11. Menurut Bakar Abu Zaid sebagaimana dikutip Yahya Abdurrahman al-Khatib, beliau mengatakan bahwa apabila seorang wanita hamil dari dua benih orang lain, atau dari ovumnya sendiri sedangkan sperma dari laki-laki yang bukan suaminya, maka anak itu adalah anak (hasil) zina yang esensinya sendiri telah diharamkan oleh syara’, sehingga disepakati bahwa puncaknya (anak yang dilahirkan) juga haram. Melahirkan anak dengan cara ini mengandung tiga keburukan, di antaranya anak itu adalah anak zina.[12]

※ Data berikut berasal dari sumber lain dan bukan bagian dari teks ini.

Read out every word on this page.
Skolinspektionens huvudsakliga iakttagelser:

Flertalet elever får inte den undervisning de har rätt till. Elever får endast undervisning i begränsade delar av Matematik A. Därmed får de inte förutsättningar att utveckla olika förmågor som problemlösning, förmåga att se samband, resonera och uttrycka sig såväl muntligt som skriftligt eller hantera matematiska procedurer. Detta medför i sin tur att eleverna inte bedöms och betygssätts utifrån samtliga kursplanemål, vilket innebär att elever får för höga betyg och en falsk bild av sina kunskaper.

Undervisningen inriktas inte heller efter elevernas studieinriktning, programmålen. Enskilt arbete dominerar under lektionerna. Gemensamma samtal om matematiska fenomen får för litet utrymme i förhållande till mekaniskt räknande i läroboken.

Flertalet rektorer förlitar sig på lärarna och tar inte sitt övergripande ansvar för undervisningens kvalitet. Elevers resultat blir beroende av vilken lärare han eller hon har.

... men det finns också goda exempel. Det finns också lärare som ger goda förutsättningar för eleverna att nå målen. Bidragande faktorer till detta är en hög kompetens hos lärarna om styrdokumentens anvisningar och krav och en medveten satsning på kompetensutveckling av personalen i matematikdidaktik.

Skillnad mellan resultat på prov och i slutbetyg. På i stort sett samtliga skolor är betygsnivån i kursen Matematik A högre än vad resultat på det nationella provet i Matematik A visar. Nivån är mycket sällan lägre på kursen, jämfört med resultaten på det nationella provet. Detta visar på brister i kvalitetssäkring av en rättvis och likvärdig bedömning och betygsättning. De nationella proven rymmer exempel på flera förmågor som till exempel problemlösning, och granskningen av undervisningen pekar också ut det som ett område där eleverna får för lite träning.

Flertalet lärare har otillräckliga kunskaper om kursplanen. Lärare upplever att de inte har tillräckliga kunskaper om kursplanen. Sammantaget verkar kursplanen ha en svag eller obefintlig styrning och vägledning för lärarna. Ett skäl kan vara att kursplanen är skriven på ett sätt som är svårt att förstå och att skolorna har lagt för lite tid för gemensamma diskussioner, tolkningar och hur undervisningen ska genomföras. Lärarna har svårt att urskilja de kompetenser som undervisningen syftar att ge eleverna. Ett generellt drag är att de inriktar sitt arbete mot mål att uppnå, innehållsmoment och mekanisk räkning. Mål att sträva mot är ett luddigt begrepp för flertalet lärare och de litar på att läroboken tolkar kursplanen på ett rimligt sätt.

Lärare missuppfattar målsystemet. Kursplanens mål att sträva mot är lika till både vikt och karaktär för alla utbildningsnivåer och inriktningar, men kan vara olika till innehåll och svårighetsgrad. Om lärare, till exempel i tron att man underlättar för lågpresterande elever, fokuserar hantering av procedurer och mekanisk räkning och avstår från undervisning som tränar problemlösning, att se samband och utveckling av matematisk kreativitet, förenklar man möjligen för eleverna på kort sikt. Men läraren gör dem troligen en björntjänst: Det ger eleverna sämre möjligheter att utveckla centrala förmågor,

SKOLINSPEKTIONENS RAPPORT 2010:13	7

[1] Salim, Bayi tabung. , hlm. 43.
[2] Ibid. , hlm. 47.
[3] Ibid. , hlm. 46.
[4] Suwito, “Inseminasi Buatan. , hlm. 29.
[5] Ibid.
[6] Keputusan Muktamar Tarjih Muhammadiyah ke 21, Bayi Tabung. , hlm. 73.
[7] Ibid. , hlm. 72.
[8] M. Ali Hasan, Masail Fiqhiyah. ,  hlm. 83.
[9] Salim, Bayi tabung. , hlm. 46.
[10] Ibid. . hlm. 43.
[11] Majelis Muzakarah al-Azhar  Panji  Masyarakat,  Islam  dan  Masalah-Masalah kemasyarakatan,  alih bahasa Azyumardi Azra, cet. ke-  1 (Jakarta: Handayani  Offset,  1983), hlm. 207.
[12] Yahya Abdurrahman al-Khatib, Hukum-Hukum. , hlm. 173.